Because there is no wrong, there is no right
And I sleep very well at night
No shame, no solution, no remorse, no retribution
Just people selling t-shirts
Just opportunity to participate in the pathetic little circus
And winning, winning, winning

It was pretty big year for predators
The marketplace was on a roll
And the land of opportunity
Spawned a whole new breed of men without souls
This year notoriety got all confused with fame
And the devil is downhearted babe, cause
There's nothing left for him to claim
He said it's just like home
It's so low-down I can't stand it
I guess my work around here has all been done"
 
Now in the car world, things are different in those key ways - market share is a zero sum game here, and it's likely the EV market size will grow more slowly than the EV market diversity.
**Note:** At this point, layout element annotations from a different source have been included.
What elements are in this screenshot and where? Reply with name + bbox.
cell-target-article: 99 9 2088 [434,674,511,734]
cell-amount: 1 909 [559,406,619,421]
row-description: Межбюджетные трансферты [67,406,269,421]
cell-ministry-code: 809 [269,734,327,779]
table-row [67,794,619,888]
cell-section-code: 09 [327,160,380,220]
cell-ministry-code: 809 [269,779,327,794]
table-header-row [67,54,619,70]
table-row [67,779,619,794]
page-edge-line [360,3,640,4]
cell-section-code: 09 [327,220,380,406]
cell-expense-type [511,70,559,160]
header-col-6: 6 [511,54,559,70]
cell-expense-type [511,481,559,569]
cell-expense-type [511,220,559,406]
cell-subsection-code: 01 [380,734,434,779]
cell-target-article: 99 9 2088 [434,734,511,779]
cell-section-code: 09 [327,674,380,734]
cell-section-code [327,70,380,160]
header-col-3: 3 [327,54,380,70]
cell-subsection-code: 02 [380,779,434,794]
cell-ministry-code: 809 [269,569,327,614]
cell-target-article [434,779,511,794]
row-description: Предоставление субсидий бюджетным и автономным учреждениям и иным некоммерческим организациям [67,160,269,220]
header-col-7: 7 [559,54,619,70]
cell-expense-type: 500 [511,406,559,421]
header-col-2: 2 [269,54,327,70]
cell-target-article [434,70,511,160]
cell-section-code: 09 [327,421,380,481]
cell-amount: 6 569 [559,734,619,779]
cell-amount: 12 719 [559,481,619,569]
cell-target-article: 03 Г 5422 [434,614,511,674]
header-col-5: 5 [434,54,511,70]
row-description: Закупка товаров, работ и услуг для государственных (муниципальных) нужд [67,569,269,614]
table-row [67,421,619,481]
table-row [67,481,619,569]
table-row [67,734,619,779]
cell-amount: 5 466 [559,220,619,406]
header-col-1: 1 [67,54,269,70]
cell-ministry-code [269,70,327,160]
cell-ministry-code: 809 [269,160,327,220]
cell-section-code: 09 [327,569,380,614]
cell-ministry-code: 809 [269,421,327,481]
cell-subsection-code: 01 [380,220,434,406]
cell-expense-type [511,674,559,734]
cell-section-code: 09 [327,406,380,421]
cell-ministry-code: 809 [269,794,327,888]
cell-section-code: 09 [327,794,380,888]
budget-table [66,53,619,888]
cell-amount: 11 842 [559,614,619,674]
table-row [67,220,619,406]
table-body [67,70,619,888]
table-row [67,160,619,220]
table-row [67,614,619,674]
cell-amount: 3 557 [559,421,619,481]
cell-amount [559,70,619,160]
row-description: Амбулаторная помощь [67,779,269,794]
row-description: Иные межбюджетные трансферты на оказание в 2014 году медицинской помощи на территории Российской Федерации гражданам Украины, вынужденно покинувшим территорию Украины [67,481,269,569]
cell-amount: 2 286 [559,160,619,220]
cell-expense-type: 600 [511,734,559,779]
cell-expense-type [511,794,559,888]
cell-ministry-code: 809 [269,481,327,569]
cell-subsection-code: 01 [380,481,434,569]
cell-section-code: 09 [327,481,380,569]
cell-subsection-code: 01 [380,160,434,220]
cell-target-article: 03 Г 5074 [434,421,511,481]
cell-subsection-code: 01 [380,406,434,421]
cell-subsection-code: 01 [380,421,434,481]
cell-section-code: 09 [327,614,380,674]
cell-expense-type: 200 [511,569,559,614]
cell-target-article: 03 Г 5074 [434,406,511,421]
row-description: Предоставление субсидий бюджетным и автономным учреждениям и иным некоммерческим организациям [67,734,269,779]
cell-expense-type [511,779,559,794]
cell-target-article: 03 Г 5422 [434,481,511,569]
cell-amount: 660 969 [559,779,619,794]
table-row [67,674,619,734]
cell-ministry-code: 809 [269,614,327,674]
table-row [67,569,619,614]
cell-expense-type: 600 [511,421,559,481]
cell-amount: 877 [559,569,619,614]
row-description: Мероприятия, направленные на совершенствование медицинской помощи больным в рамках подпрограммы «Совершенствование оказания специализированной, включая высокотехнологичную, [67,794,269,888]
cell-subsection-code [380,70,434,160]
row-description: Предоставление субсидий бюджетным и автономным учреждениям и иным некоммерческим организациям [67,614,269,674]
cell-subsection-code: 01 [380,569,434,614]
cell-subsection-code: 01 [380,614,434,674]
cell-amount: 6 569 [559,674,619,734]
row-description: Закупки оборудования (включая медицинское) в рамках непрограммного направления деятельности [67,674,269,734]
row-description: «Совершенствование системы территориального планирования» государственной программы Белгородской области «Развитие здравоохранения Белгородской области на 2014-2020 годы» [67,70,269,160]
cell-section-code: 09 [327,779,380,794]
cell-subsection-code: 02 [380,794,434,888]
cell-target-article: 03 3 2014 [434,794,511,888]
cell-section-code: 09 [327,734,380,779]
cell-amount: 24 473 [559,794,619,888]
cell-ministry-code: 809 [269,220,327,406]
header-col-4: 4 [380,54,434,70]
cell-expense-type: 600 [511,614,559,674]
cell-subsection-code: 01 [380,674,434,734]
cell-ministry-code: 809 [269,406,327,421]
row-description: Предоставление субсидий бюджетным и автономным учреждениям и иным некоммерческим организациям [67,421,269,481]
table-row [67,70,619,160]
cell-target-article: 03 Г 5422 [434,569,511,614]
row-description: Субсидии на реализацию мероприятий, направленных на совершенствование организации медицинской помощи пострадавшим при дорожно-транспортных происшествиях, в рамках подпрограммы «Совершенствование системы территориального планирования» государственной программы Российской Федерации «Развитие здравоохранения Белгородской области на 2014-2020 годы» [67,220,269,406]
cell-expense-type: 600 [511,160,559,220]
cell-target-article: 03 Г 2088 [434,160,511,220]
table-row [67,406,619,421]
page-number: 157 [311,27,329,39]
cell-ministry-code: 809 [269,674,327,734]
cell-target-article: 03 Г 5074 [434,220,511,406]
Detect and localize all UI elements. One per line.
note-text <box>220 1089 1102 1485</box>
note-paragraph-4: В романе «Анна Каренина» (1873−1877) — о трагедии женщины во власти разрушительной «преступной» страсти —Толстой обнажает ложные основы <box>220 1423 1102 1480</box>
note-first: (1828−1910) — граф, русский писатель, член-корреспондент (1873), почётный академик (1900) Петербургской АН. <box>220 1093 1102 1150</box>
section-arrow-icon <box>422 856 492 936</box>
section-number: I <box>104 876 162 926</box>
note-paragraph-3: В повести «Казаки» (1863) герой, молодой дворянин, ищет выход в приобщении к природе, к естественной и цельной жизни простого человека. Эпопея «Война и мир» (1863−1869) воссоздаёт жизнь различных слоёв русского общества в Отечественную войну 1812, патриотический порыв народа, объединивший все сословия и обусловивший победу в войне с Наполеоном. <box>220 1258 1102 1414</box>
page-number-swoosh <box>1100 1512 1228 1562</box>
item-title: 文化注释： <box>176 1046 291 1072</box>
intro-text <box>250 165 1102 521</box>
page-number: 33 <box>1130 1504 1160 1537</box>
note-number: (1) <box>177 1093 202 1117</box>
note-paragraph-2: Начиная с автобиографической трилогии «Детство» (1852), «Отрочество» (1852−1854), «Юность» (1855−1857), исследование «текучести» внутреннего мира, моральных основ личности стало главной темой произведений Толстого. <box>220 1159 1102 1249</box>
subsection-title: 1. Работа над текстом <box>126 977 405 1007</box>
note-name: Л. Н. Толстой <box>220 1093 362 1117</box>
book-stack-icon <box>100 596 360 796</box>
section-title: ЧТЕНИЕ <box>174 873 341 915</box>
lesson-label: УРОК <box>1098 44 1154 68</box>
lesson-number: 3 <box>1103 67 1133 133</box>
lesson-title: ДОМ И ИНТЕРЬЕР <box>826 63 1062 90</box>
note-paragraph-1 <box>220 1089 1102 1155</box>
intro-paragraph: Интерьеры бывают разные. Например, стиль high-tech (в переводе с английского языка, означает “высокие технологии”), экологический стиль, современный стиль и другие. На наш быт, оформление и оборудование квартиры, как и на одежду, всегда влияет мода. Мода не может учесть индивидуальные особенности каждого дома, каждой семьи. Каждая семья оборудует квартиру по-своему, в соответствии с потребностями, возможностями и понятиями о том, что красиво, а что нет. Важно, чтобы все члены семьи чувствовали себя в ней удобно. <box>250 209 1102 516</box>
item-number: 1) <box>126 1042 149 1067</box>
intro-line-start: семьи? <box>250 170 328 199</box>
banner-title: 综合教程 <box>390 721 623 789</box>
That's not true at all: Tesla has demonstrated significant willingness of customers who previously bought only $15k-$30 cars tops to shell out $40k+ for their dream Tesla car which car they love, love and love.

I.e. EVs as made by Tesla are expanding the revenue stream of the car market in similar ways smartphones were expanding the dumbphone market significantly.

Netflix on the other hand didn't expand the overall revenue stream but converted expensive, monopolized, obnoxiously tone deaf hard to use cable subscriptions infested with force pushed advertisements into a less expensive yet more convenient streaming service with no forced ads.

Netflix is in fact a net negative for content creators (they earn less), Netflix managed to attract top content creators by granting them unprecedented artistic freedom.

So your comparison couldn't be more inaccurate: Tesla expanding the EV market is an additional advantage over the Netflix story.